Forest fire crew packs up at the end of a day’s work. Politicians should not wear this uniform. (B.C. Wildfire Service)

BC VIEWS: Notes from the forest fire zone

Media hype aside, this is not the worst fire season ever

I’m just back from vacation and a drive from Victoria to Prince George last week to visit relatives. Here are a few observations.

• The closure of Highway 97 through the South Cariboo forced northbound traffic to the Coquihalla and up Highway 5 to Little Fort, then west on Highway 24 to rejoin 97 just south of 100 Mile House. Blackened tree trunks are still visible near Barriere and McLure, north of Kamloops, where fires burned for 75 days in 2003, forcing the evacuation of 3,800 people.

The one visible roadside scar on the open route from this year’s fires was near Williams Lake, where a brush fire ran up to one of the many widening and paving projects underway this summer. The broad construction area acted as a firebreak and only a small spot burned on the other side before the fire was put out.

• Smoke was visible in the Prince George area, but it wasn’t until south of Quesnel that the brown haze and strong smell settled in. Air conditions were worst at Kamloops and Merritt, where smoke followed river valleys while trapped in an extended high-pressure system. A haze was still visible when I returned to Victoria, and when I started my car the next day, the smell from the air vents was a reminder of conditions in the Interior.

• Vancouver media went from bad to worse as they grew bored with the struggles of far-off towns and farms. Among many errors by drama-seeking urban outlets, the CBC announced the rescinding of an evacuation order for Princeton, which was never evacuated. Then for days the people’s network flogged the story of a back-burn gone wrong on Hart Ridge Mountain south of Clinton, after the wind shifted suddenly.

The tone of the coverage suggested a reckless, inept effort by the B.C. Wildfire Service, with sound-bites from an angry rancher who went to media instead of filing his damage claim with the province. The unfairness to exhausted firefighting crews seemed lost on them, or unimportant next to the media craving for conflict.

Worst of all was TV coverage of a family’s return to the burned-out mobile home park near Ashcroft. Zoom in on the crying, that’s gold for a jaded urban audience. If that’s what they put their effort into, they should stay home and do another bike lane story instead.

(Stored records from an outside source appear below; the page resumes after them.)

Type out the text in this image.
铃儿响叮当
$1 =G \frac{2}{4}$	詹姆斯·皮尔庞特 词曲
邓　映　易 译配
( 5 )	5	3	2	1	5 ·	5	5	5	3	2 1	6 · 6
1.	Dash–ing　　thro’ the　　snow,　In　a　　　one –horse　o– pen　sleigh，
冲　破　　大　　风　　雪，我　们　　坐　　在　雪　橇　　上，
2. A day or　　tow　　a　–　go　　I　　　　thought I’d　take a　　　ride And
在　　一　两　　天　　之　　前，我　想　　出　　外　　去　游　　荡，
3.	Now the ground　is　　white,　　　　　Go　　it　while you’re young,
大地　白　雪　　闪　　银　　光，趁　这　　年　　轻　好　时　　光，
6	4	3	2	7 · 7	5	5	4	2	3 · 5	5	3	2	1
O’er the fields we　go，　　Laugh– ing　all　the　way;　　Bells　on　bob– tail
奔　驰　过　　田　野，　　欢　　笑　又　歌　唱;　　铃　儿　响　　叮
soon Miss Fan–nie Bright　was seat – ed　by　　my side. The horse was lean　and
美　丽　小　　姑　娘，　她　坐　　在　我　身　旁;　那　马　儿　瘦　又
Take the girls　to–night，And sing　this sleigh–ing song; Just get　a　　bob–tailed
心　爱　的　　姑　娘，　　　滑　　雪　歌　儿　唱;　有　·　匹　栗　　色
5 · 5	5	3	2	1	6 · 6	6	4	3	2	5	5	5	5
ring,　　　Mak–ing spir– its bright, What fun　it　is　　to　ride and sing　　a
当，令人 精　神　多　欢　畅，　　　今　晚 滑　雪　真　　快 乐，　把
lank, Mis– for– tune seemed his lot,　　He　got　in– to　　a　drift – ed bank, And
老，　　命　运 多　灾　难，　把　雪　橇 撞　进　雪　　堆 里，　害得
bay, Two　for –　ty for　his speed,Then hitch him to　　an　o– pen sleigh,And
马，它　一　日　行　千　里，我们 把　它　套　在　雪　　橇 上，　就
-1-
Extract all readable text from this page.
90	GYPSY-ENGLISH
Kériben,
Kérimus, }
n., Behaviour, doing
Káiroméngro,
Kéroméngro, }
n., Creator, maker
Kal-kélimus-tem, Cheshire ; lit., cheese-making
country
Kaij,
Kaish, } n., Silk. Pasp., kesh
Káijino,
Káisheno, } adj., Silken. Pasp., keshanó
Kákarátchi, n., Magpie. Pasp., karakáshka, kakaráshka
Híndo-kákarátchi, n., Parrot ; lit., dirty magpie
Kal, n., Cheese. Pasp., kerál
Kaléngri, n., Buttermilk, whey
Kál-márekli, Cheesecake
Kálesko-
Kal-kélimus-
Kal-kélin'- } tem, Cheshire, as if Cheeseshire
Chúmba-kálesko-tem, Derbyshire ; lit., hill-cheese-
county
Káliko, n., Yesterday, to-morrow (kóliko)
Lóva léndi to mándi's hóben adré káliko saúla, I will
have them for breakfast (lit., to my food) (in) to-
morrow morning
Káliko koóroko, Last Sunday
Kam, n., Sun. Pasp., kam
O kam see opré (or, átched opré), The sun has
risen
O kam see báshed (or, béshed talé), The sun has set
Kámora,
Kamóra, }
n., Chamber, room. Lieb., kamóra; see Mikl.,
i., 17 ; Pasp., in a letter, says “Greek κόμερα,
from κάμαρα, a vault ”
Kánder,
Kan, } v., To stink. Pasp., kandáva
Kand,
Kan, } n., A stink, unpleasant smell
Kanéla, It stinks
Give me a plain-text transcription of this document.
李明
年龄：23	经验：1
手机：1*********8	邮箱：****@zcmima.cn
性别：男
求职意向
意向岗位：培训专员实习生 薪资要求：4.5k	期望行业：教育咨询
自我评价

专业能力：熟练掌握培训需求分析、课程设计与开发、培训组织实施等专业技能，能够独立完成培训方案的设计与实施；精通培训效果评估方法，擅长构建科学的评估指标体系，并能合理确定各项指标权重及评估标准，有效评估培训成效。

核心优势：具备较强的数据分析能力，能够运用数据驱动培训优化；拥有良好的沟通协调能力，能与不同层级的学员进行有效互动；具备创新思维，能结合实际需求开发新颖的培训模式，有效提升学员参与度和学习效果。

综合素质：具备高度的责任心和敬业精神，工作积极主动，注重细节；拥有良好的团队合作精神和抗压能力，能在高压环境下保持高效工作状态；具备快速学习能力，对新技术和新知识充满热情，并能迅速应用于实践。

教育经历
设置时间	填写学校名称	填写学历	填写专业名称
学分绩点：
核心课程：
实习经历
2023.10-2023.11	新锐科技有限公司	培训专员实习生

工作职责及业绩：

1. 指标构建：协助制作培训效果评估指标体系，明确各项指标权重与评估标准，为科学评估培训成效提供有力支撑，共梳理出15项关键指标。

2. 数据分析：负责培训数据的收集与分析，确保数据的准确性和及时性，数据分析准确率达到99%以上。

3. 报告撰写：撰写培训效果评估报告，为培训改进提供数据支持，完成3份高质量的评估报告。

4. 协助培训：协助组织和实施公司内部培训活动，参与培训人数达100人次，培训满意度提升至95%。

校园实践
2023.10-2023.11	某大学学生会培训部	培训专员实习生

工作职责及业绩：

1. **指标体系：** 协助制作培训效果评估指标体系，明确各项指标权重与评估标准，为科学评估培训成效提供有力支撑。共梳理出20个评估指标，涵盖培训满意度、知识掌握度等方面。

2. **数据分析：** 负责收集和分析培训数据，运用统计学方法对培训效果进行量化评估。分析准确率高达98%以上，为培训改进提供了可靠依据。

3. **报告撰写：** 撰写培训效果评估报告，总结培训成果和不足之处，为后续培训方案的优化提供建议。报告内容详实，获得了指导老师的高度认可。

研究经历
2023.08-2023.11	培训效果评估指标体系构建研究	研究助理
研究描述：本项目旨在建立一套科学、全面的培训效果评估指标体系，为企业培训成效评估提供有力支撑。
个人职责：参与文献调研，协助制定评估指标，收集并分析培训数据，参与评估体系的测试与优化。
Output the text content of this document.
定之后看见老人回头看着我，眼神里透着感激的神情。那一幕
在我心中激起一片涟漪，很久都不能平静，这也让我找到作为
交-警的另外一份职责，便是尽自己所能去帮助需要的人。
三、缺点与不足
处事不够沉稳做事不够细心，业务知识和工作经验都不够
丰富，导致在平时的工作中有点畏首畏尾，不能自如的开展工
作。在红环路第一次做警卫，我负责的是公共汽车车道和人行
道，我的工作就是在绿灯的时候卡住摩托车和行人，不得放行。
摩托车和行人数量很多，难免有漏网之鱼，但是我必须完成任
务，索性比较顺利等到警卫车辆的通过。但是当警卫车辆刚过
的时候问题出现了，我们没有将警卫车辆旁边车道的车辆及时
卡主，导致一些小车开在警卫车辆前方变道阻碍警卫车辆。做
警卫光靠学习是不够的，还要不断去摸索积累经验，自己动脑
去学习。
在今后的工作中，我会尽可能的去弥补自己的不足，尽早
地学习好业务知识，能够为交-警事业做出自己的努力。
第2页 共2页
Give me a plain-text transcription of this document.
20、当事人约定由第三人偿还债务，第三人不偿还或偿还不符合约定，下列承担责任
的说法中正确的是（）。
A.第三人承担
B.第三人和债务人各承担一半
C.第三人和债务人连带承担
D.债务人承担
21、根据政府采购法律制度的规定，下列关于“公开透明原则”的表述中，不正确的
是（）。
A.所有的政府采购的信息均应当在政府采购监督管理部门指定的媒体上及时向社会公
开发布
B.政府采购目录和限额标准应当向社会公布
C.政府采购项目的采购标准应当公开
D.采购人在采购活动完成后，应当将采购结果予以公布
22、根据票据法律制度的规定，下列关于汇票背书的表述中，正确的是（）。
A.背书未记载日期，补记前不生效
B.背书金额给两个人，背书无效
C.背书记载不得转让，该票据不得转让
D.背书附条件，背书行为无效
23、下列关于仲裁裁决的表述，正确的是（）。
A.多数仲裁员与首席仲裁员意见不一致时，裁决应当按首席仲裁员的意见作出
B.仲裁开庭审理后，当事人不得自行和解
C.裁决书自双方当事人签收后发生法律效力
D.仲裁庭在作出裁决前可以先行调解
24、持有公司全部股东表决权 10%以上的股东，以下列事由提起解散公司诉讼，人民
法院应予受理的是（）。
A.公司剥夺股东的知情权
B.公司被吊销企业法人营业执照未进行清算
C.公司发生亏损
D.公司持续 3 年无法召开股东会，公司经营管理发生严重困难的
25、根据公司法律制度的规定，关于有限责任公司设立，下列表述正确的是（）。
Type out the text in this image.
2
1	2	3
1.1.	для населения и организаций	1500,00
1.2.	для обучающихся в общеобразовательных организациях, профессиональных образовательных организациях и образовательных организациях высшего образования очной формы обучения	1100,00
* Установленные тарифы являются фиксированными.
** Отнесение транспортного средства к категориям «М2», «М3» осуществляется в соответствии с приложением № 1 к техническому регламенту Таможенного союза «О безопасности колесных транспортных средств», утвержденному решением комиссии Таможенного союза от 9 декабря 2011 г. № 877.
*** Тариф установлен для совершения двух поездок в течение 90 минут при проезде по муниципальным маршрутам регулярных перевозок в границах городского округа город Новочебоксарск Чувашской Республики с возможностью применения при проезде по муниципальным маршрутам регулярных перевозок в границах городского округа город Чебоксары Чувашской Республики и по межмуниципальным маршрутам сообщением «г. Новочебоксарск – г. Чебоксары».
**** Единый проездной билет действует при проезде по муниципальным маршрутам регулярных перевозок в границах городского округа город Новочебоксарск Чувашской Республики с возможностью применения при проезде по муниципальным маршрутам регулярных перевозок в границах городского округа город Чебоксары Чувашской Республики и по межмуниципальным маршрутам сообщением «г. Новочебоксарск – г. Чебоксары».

• Speaking of disaster porn, Al Gore cited the B.C. fires during the Toronto stop of the promotional tour for his latest movie, An Inconvenient Sequel. That’s the follow-up to his 2006 docu-drama that predicted an ice-free Arctic by 2014, the breakup of the Greenland and Antarctic ice sheets, and other dire events that have not materialized.

• B.C. statistics aren’t complete yet, but measuring by area burned province-wide, this year likely won’t match the record in 1958. Nationally, Canadian Interagency Forest Fire Centre statistics show so far in 2017, area burned across Canada is far below 1989, 1994, 1995 and 2014.

• On the NDP government’s second political tour of the fire zone, Public Safety Minister Mike Farnworth, Forests Minister Doug Donaldson and North Coast MLA Jennifer Rice posed for pictures wearing the red uniform of the B.C. Forest Service. Pro tip for next time: don’t put on a uniform you haven’t earned the right to wear.

They did their helicopter tour and photo opportunity with Prime Minister Justin Trudeau, who delayed his visit to B.C. until he could attend a lucrative party fundraiser in Vancouver.